Statistics will continue to be important to data science. I do see more “automation” of more and more data science tasks through the availability of “off the shelf” packages that can be downloaded and installed and used. Also, the more popular tools will continue to incorporate statistical functions over time. This will allow for the main-streaming of statistics and data science into even more areas of life. The key will be for the user to have an understanding of the key statistical concepts and uses.

What advice would you like to give to - 1 Those transitioning from the developer to the data scientist role, and 2. Absolute beginners, who want to take up statistics and data science as a career option?

Buy my book! But seriously, keep reading and researching. Expose yourself to as much statistics and data science use cases and projects a possible. Most importantly, as you read about the topic, look for similarities between what you do today and what you are reading about. How does it relate? Always look for opportunities to use something that is new to you to do something you do routinely today.

Your book 'Statistics for Data Science' highlights different statistical techniques for data analysis and finding unique insights from data. What are the three key takeaways for the readers, from this book?

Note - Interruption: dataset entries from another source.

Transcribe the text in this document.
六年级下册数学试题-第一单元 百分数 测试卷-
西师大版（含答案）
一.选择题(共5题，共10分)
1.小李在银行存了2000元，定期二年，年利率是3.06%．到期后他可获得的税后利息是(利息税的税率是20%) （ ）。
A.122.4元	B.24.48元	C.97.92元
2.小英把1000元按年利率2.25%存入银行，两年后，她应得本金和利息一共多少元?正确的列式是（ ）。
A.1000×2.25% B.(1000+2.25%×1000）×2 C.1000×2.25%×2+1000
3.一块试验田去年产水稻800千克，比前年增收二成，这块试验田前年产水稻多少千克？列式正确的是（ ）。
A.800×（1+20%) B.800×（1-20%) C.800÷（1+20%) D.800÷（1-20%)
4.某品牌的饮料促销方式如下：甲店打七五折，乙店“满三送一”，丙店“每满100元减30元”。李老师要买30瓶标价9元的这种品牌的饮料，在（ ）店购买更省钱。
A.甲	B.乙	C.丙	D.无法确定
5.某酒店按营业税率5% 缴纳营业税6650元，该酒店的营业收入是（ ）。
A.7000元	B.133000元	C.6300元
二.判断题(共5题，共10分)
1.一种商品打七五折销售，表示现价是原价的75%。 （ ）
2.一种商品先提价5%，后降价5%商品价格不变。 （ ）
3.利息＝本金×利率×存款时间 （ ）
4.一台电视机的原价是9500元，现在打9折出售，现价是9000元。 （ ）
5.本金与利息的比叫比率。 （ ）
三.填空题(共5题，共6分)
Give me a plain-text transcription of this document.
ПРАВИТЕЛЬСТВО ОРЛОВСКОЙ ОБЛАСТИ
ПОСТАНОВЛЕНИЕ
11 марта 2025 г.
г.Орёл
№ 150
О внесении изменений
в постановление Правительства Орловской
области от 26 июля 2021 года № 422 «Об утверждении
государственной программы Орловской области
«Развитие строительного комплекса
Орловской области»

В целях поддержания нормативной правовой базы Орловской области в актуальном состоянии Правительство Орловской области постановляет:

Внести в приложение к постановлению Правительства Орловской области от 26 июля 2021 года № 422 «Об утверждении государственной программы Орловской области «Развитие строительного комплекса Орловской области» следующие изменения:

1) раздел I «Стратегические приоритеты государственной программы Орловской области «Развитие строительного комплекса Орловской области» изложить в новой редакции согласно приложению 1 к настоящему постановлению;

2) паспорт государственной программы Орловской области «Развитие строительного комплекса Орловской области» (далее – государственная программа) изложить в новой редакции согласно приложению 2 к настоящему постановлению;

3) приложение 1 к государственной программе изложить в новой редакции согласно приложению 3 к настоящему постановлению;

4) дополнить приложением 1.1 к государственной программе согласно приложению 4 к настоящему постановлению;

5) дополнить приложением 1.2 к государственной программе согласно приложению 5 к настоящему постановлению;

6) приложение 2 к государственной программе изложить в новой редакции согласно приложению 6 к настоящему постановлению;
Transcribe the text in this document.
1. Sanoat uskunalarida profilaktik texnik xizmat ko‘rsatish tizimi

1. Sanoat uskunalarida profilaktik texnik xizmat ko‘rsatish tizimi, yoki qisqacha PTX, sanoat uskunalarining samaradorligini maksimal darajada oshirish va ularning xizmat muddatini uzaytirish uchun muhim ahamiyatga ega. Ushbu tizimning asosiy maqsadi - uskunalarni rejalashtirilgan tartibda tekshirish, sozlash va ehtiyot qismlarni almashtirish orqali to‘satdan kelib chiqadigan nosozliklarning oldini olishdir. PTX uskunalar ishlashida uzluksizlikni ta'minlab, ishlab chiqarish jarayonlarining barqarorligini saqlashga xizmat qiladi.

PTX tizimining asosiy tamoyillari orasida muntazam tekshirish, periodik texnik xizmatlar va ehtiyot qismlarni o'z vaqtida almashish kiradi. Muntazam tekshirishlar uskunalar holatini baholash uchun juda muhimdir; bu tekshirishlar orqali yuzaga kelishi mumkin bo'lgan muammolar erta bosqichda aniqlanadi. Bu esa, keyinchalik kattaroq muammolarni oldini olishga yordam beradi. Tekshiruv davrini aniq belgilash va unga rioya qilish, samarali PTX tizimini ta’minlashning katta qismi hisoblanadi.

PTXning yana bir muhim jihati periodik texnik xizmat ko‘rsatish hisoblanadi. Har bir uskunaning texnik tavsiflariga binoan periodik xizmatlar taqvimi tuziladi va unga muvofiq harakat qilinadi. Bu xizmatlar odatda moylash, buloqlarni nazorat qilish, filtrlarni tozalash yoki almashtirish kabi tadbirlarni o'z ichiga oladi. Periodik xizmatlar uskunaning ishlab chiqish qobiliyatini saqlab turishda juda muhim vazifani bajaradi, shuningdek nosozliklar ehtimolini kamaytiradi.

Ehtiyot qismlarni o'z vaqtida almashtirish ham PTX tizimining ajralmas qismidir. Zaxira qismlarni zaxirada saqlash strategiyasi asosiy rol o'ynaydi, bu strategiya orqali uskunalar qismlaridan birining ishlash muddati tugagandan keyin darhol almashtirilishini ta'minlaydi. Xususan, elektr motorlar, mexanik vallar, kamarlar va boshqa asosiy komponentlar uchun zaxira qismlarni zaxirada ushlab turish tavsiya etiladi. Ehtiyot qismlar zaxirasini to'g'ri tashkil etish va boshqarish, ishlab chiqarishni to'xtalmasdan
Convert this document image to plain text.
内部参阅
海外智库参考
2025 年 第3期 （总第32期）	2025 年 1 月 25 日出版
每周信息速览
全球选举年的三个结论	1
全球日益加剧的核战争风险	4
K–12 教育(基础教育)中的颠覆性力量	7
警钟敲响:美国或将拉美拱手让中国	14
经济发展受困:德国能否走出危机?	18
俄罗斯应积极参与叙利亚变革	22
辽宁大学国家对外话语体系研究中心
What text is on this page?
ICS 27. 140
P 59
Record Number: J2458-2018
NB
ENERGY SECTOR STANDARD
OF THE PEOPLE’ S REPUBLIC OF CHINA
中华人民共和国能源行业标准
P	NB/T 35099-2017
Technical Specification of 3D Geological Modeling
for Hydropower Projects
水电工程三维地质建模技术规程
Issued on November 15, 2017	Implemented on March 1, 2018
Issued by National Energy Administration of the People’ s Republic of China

Again, I see (and point out in the book) key synergies between data or database development and data science. I would urge the reader – or anyone looking to move from data developer to data scientist - to learn through these and perhaps additional examples he or she may be able to find and leverage on their own. Using this technique, one can perhaps navigate laterally, rather than losing the time it would take to “start over” at the beginning (or bottom?) of the data science learning curve. Additionally, I would suggest to the reader that time taken to get acquainted with the R programs and the logic used for statistical computations (this book should be a good start) is time well spent.